The call came in at 1:20p.m. on a Tuesday.
My professional association had run a nice “member spotlight” on me in its magazine. It wasn’t much, just a few pictures of me and my family and a nice questionnaire about my career and personal interests.
So, when a colleague called and mentioned it, I figured it was little more than a formality, a nice outreach. A few minutes into the conversation, however, I realized that there was more to the call.
In the article, I mentioned being passionate and actively involved in my faith. The colleague asked me some questions about my faith, obviously trying to avoid asking, “so, what are you?” For a moment or two, we did a strange verbal dance in which each of us tried to discern where the other was coming from. I finally decided to cut to the chase, offering a truncated edition of my faith journey: “I grew up in the Catholic church,” I explained, “but I left the Church and eventually became a Baptist minister. After six years there, however, God led me back home to Catholicism.”
There was a long silence on the line.
“Well,” my colleague said, “I’m sorry to hear that you found the truth and turned away from it.”

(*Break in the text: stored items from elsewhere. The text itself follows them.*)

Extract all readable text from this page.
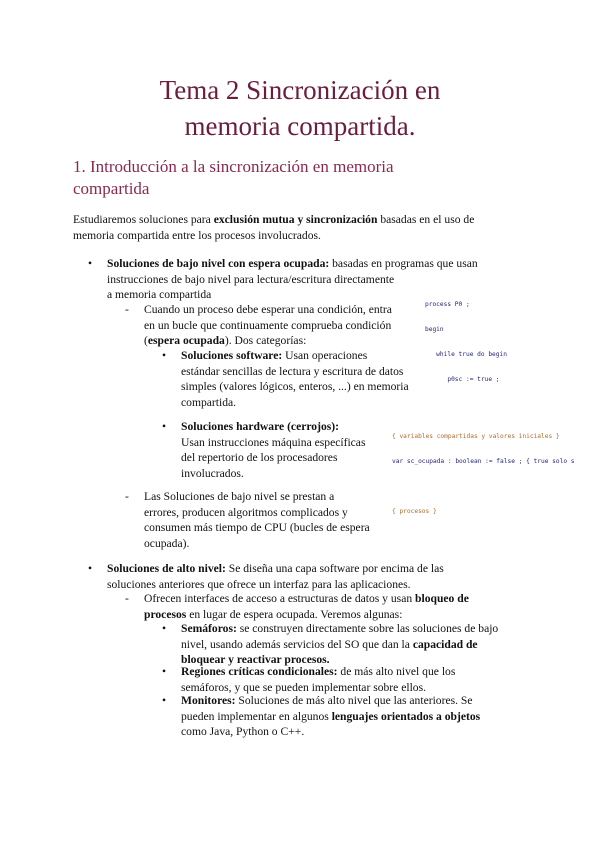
Tema 2 Sincronización en
memoria compartida.
1. Introducción a la sincronización en memoria
compartida
Estudiaremos soluciones para exclusión mutua y sincronización basadas en el uso de
memoria compartida entre los procesos involucrados.
• Soluciones de bajo nivel con espera ocupada: basadas en programas que usan
instrucciones de bajo nivel para lectura/escritura directamente
a memoria compartida
- Cuando un proceso debe esperar una condición, entra
en un bucle que continuamente comprueba condición
(espera ocupada). Dos categorías:
• Soluciones software: Usan operaciones
estándar sencillas de lectura y escritura de datos
simples (valores lógicos, enteros, ...) en memoria
compartida.
• Soluciones hardware (cerrojos):
Usan instrucciones máquina específicas
del repertorio de los procesadores
involucrados.
- Las Soluciones de bajo nivel se prestan a
errores, producen algoritmos complicados y
consumen más tiempo de CPU (bucles de espera
ocupada).

process P0 ;

begin

while true do begin

p0sc := true ;

{ variables compartidas y valores iniciales }

var sc_ocupada : boolean := false ; { true solo s

{ procesos }

• Soluciones de alto nivel: Se diseña una capa software por encima de las
soluciones anteriores que ofrece un interfaz para las aplicaciones.
- Ofrecen interfaces de acceso a estructuras de datos y usan bloqueo de
procesos en lugar de espera ocupada. Veremos algunas:
• Semáforos: se construyen directamente sobre las soluciones de bajo
nivel, usando además servicios del SO que dan la capacidad de
bloquear y reactivar procesos.
• Regiones críticas condicionales: de más alto nivel que los
semáforos, y que se pueden implementar sobre ellos.
• Monitores: Soluciones de más alto nivel que las anteriores. Se
pueden implementar en algunos lenguajes orientados a objetos
como Java, Python o C++.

There was a longer silence on my end. How is someone supposed to respond to that?
For the next twenty minutes, the man on the other end of the phone attempted to explain every theological objection he had to Catholicism. He made many of the arguments that, at a certain time in my life, I would have made. I did my best to return fire reasonably, respectfully and charitably.

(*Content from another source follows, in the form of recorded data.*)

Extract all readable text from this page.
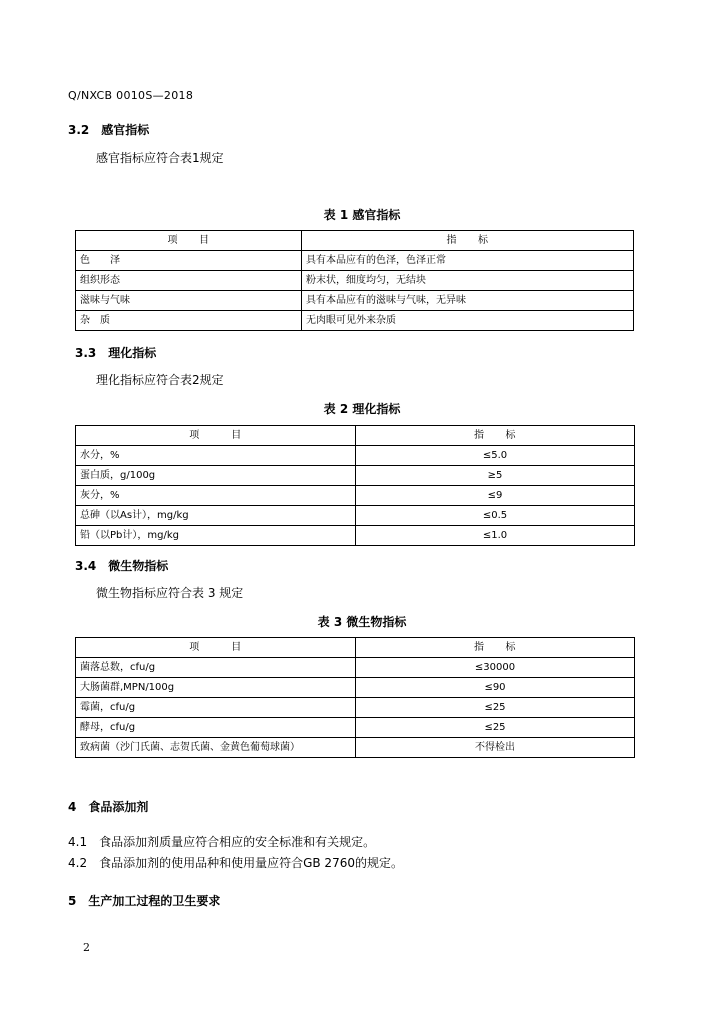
Q/NXCB 0010S—2018
3.2　感官指标
感官指标应符合表1规定
表 1 感官指标
项　　目	指　　标
色　　泽	具有本品应有的色泽，色泽正常
组织形态	粉末状，细度均匀，无结块
滋味与气味	具有本品应有的滋味与气味，无异味
杂　质	无肉眼可见外来杂质
3.3　理化指标
理化指标应符合表2规定
表 2 理化指标
项　　　目	指　　标
水分，%	≤5.0
蛋白质，g/100g	≥5
灰分，%	≤9
总砷（以As计），mg/kg	≤0.5
铅（以Pb计），mg/kg	≤1.0
3.4　微生物指标
微生物指标应符合表 3 规定
表 3 微生物指标
项　　　目	指　　标
菌落总数，cfu/g	≤30000
大肠菌群,MPN/100g	≤90
霉菌，cfu/g	≤25
酵母，cfu/g	≤25
致病菌（沙门氏菌、志贺氏菌、金黄色葡萄球菌）	不得检出
4　食品添加剂
4.1　食品添加剂质量应符合相应的安全标准和有关规定。
4.2　食品添加剂的使用品种和使用量应符合GB 2760的规定。
5　生产加工过程的卫生要求
2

At one point, we were in a back and forth on the Eucharist, talking about what Jesus said or didn’t really mean to say, according to my colleague. “The blood that Jesus shed on the cross was a one time atonement for all sins,” he finally said, “so why do you Catholics believe that you have to ‘redo’ the sacrifice of Christ in the Eucharist every day?”
I’ll admit that, in the moment, I didn’t really know how to respond to the question. Honestly, I’d never really thought that’s what we’re doing in the celebration of the Eucharist. I dodged the question and, mercifully, wrapped up the conversation shortly thereafter. But the question lingered in my mind, “are we re-crucifying Jesus every time we participate in the Eucharist?” We are, after all, inviting God to miraculously turn bread and wine into the body, blood, soul and divinity of Christ and then we’re breaking the bread/body, holding it up for the world to see and echoing the words of John the Baptist, “Behold the lamb of God who takes away the sins of the world.”

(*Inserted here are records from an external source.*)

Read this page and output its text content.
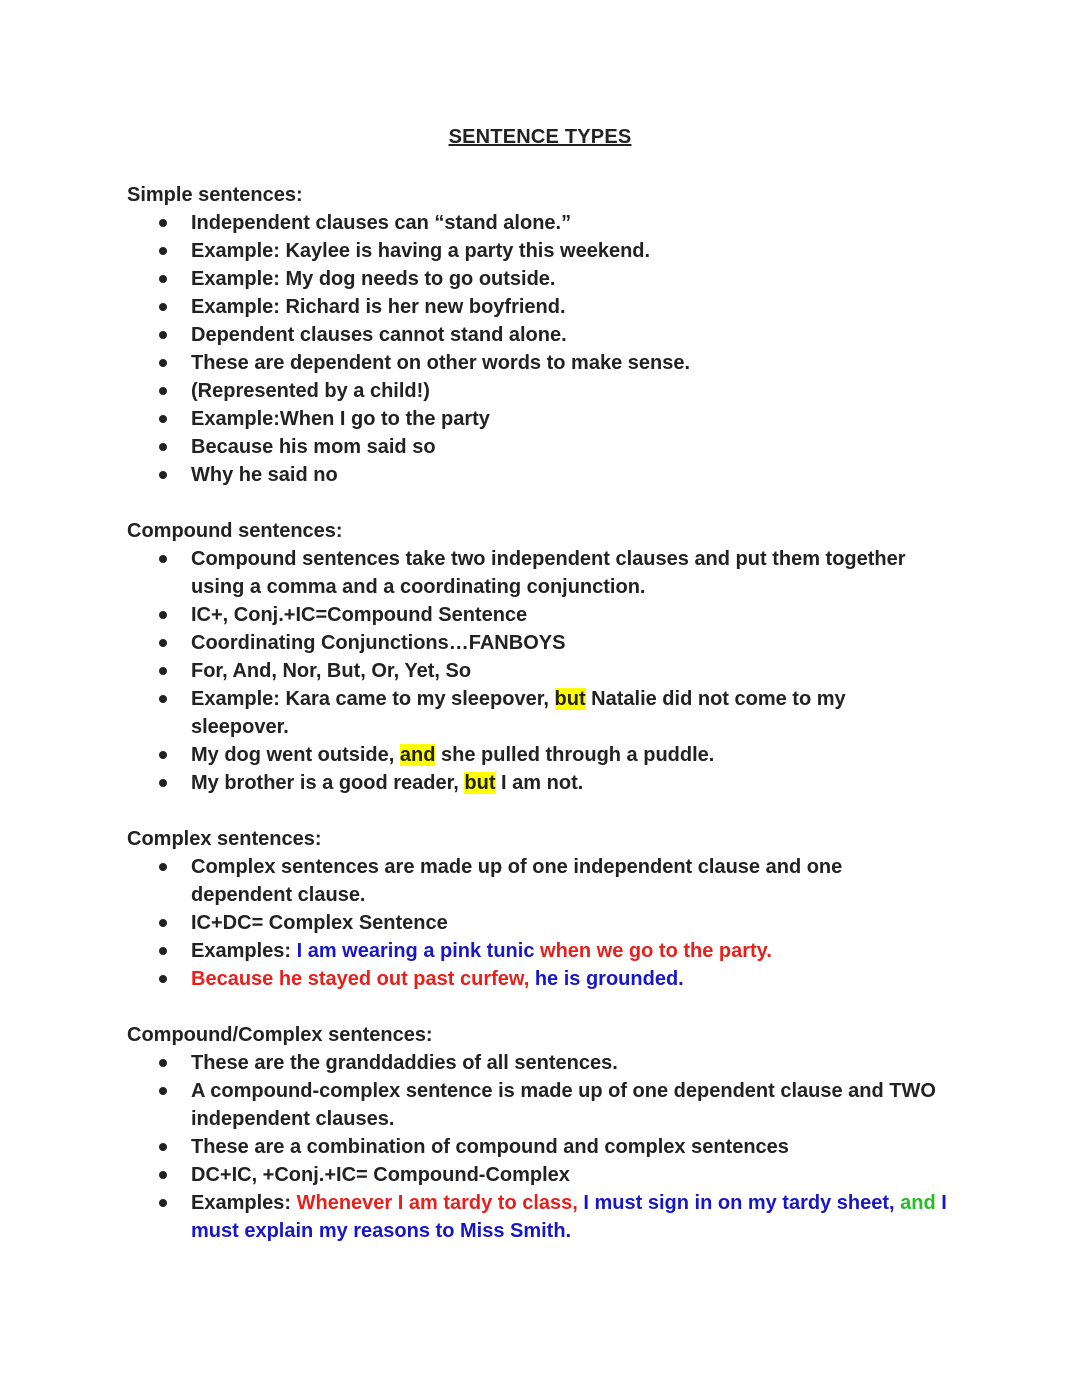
SENTENCE TYPES
Simple sentences:
Independent clauses can “stand alone.”
Example: Kaylee is having a party this weekend.
Example: My dog needs to go outside.
Example: Richard is her new boyfriend.
Dependent clauses cannot stand alone.
These are dependent on other words to make sense.
(Represented by a child!)
Example:When I go to the party
Because his mom said so
Why he said no
Compound sentences:
Compound sentences take two independent clauses and put them together using a comma and a coordinating conjunction.
IC+, Conj.+IC=Compound Sentence
Coordinating Conjunctions…FANBOYS
For, And, Nor, But, Or, Yet, So
Example: Kara came to my sleepover, but Natalie did not come to my sleepover.
My dog went outside, and she pulled through a puddle.
My brother is a good reader, but I am not.
Complex sentences:
Complex sentences are made up of one independent clause and one dependent clause.
IC+DC= Complex Sentence
Examples: I am wearing a pink tunic when we go to the party.
Because he stayed out past curfew, he is grounded.
Compound/Complex sentences:
These are the granddaddies of all sentences.
A compound-complex sentence is made up of one dependent clause and TWO independent clauses.
These are a combination of compound and complex sentences
DC+IC, +Conj.+IC= Compound-Complex
Examples: Whenever I am tardy to class, I must sign in on my tardy sheet, and I must explain my reasons to Miss Smith.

I dug into the Catechism in search of an explanation. This is what I found:
When the Church celebrates the Eucharist, she commemorates Christ’s Passover, and it is made present: the sacrifice Christ offered once for all on the cross remains ever present.
-CCC 1364The sacrifice of Christ and the sacrifice of the Eucharist are one single sacrifice: “The victim is one and the same…
-CCC 1367
Maybe I’m slow and everyone else in the pews is already in on this reality but as I read those words the Mass at once became deeper and more mysterious to me. Just as the bread and wine serve as more than symbols of the body and blood, the Mass is not just a representation or reenactment of the sacrifice of Jesus. We, as participants, do more than stand in a church thousands of miles away from Jerusalem. In the celebration of the Mass, the sacrifice of Christ becomes present to us, we are taken out of time and connected to that day on Calvary’s hill. Further, in the “Holy, Holy, Holy,” we are connected with the choruses of the church in heaven, calling out praise to God for all eternity. The Mass is more than “church.” The Mass is, effectively, a portal through time to eternity.
I thought about calling the guy back and explaining, but figured that it might only lead to more “arguments,” for which I wasn’t prepared.
Plus, my mind was a little bit overwhelmed by what I’d just realized. As Catholics, we don’t need Marty McFly’s Delorean or Doctor Who’s phone booth to traverse the span of time. We only need the Mass to be time travelers.